Kevin Costner asked Parton if they could use the song in 'The Bodyguard'
According to Parton, actor Kevin Costner had previously asked her to send the song, which she penned in 1973 as a farewell to longtime mentor Porter Wagoner, to potentially be used in his 1992 blockbuster, The Bodyguard. It wasn't until that moment, however, that she'd heard Houston's version, which music producer David Foster rearranged for the film.
“Kevin Costner and his secretary are the ones that loved the song,” Parton explained. “They had another song that was going to go in that place, and someone had recorded the song they were going to use. They were just in a panic at the last minute. And so they asked me about the song. I sent it. I didn’t hear anything more.”
That was partly because, as Costner, who both produced and played Houston's love interest in the film, has said, executives at Houston's label, Arista Records, took some convincing. "I said, 'This is a very important song in this movie.' I didn’t care if it was ever on the radio," Costner recalled in 2008. "I didn’t care. I said, 'We’re also going to do this a cappella at the beginning. I need it to be a cappella because it shows a measure of how much she digs this guy — that she sings without music.'"
"I Will Always Love You" won Grammys 10 years apart
The rest is history. “I Will Always Love You,” which earned Parton a Grammy nomination when she re-recorded it for her 1982 film, The Best Little Whorehouse in Texas, also won Houston the 1992 best female pop vocal performance Grammy. The Bodyguard soundtrack as a whole nabbed two more golden gramophones that year and became the first album verified by SoundScan to sell more than one million copies in a single week.
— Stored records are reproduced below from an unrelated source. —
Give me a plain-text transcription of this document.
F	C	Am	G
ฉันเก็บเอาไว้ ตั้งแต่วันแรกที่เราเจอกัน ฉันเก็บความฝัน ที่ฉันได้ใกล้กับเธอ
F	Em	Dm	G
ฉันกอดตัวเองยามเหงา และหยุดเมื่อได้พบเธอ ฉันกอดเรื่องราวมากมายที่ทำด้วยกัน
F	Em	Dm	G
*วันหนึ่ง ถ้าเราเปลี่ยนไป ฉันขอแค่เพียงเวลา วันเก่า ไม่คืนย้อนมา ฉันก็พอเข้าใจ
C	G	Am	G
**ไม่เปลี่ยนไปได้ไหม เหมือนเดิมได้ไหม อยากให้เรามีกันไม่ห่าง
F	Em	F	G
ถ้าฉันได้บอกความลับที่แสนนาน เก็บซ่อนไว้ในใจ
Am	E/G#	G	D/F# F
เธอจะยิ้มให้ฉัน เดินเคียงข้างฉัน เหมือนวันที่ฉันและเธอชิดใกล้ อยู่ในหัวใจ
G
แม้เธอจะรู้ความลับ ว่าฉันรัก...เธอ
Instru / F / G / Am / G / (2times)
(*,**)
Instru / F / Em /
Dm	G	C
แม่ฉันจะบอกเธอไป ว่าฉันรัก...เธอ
Since then, the album has racked up more than 45 million sales globally, making it the top-selling soundtrack of all time, per The Hollywood Reporter.
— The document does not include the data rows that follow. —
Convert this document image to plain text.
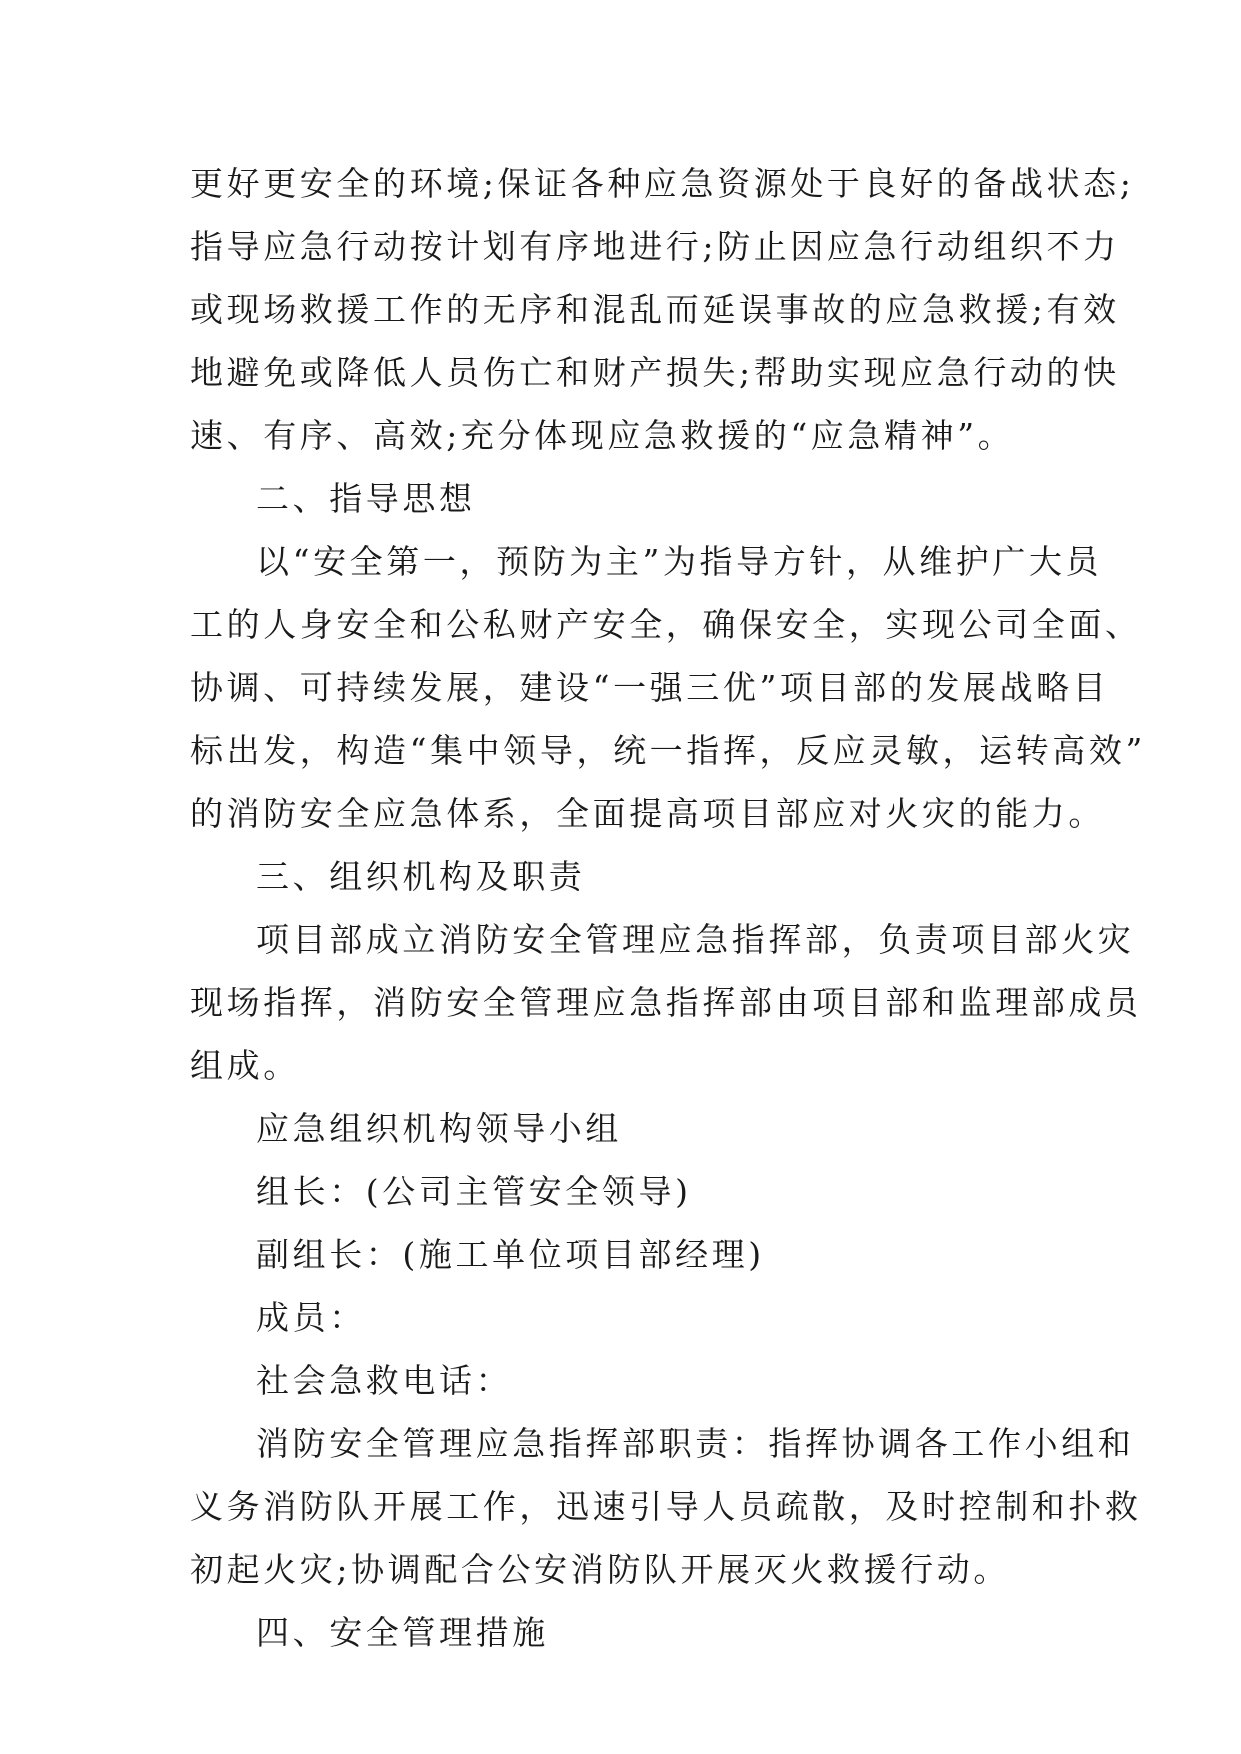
更好更安全的环境;保证各种应急资源处于良好的备战状态;
指导应急行动按计划有序地进行;防止因应急行动组织不力
或现场救援工作的无序和混乱而延误事故的应急救援;有效
地避免或降低人员伤亡和财产损失;帮助实现应急行动的快
速、有序、高效;充分体现应急救援的“应急精神”。
二、指导思想
以“安全第一，预防为主”为指导方针，从维护广大员
工的人身安全和公私财产安全，确保安全，实现公司全面、
协调、可持续发展，建设“一强三优”项目部的发展战略目
标出发，构造“集中领导，统一指挥，反应灵敏，运转高效”
的消防安全应急体系，全面提高项目部应对火灾的能力。
三、组织机构及职责
项目部成立消防安全管理应急指挥部，负责项目部火灾
现场指挥，消防安全管理应急指挥部由项目部和监理部成员
组成。
应急组织机构领导小组
组长：(公司主管安全领导)
副组长：(施工单位项目部经理)
成员：
社会急救电话：
消防安全管理应急指挥部职责：指挥协调各工作小组和
义务消防队开展工作，迅速引导人员疏散，及时控制和扑救
初起火灾;协调配合公安消防队开展灭火救援行动。
四、安全管理措施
"When Whitney did 'I Will Always Love You,' I mean look what a grand song she made out of that simple, heartfelt, you know, song… it was just amazing," Parton has remarked. "Whitney is the one who took it worldwide and really made it a household word — or song, I should say — so I'll always be thankful to her for that."
In addition to Houston, the “Jolene” singer has also noted that she owes a great debt to both Costner and Foster as well: "I really feel like that song belongs to all of us… I thought God was looking out for me, that it was meant to be, because how lucky was I that that got to be such a huge song."
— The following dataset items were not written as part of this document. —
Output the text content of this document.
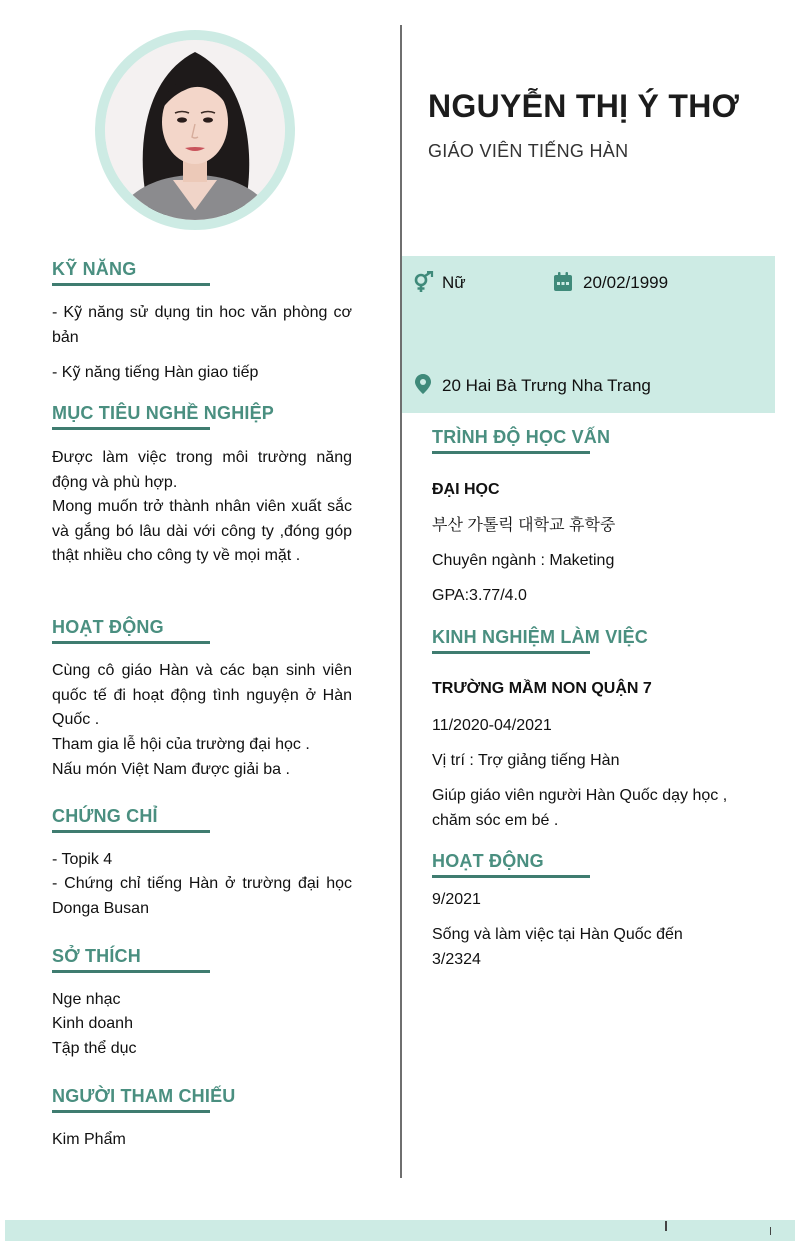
NGUYỄN THỊ Ý THƠ
GIÁO VIÊN TIẾNG HÀN
Nữ	20/02/1999
20 Hai Bà Trưng Nha Trang
KỸ NĂNG
- Kỹ năng sử dụng tin hoc văn phòng cơ bản
- Kỹ năng tiếng Hàn giao tiếp
MỤC TIÊU NGHỀ NGHIỆP
Được làm việc trong môi trường năng động và phù hợp.
Mong muốn trở thành nhân viên xuất sắc và gắng bó lâu dài với công ty ,đóng góp thật nhiều cho công ty về mọi mặt .
HOẠT ĐỘNG
Cùng cô giáo Hàn và các bạn sinh viên quốc tế đi hoạt động tình nguyện ở Hàn Quốc .
Tham gia lễ hội của trường đại học .
Nấu món Việt Nam được giải ba .
CHỨNG CHỈ
- Topik 4
- Chứng chỉ tiếng Hàn ở trường đại học Donga Busan
SỞ THÍCH
Nge nhạc
Kinh doanh
Tập thể dục
NGƯỜI THAM CHIẾU
Kim Phẩm
TRÌNH ĐỘ HỌC VẤN
ĐẠI HỌC
부산 가톨릭 대학교 휴학중
Chuyên ngành : Maketing
GPA:3.77/4.0
KINH NGHIỆM LÀM VIỆC
TRƯỜNG MẦM NON QUẬN 7
11/2020-04/2021
Vị trí : Trợ giảng tiếng Hàn
Giúp giáo viên người Hàn Quốc dạy học , chăm sóc em bé .
HOẠT ĐỘNG
9/2021
Sống và làm việc tại Hàn Quốc đến 3/2324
Thanks to Houston's version, Parton was seen more seriously as a songwriter
The massive success of Houston's rendition also put Parton "in the forefront as a writer," as she's said. "I was just a girl with the big hair and big tits and a big personality, but I think that one kind of pointed a finger at me as a serious songwriter and the fact that it did so well and I was so touched by it and so honored by it that. That one will stand out in my mind forever."
After Houston died from accidental drowning in a hotel on February 11, 2012, in Los Angeles at age 48, "I Will Always Love You" played at her funeral. Hearing the track this time, however, brought a whole new wave of emotions washing over Parton — though they were just as intense as the ones she’d felt in her car back in 1992.
"[It] just shattered me to hear that song played under those conditions," Parton revealed in an interview shortly after Houston's tragic death. "I thought my heart was gonna stop. It just pierced me like a knife. It's just — I can't explain that feeling, to think that that was so final for her and that that was my words and my feeling — I would forever be so connected to her."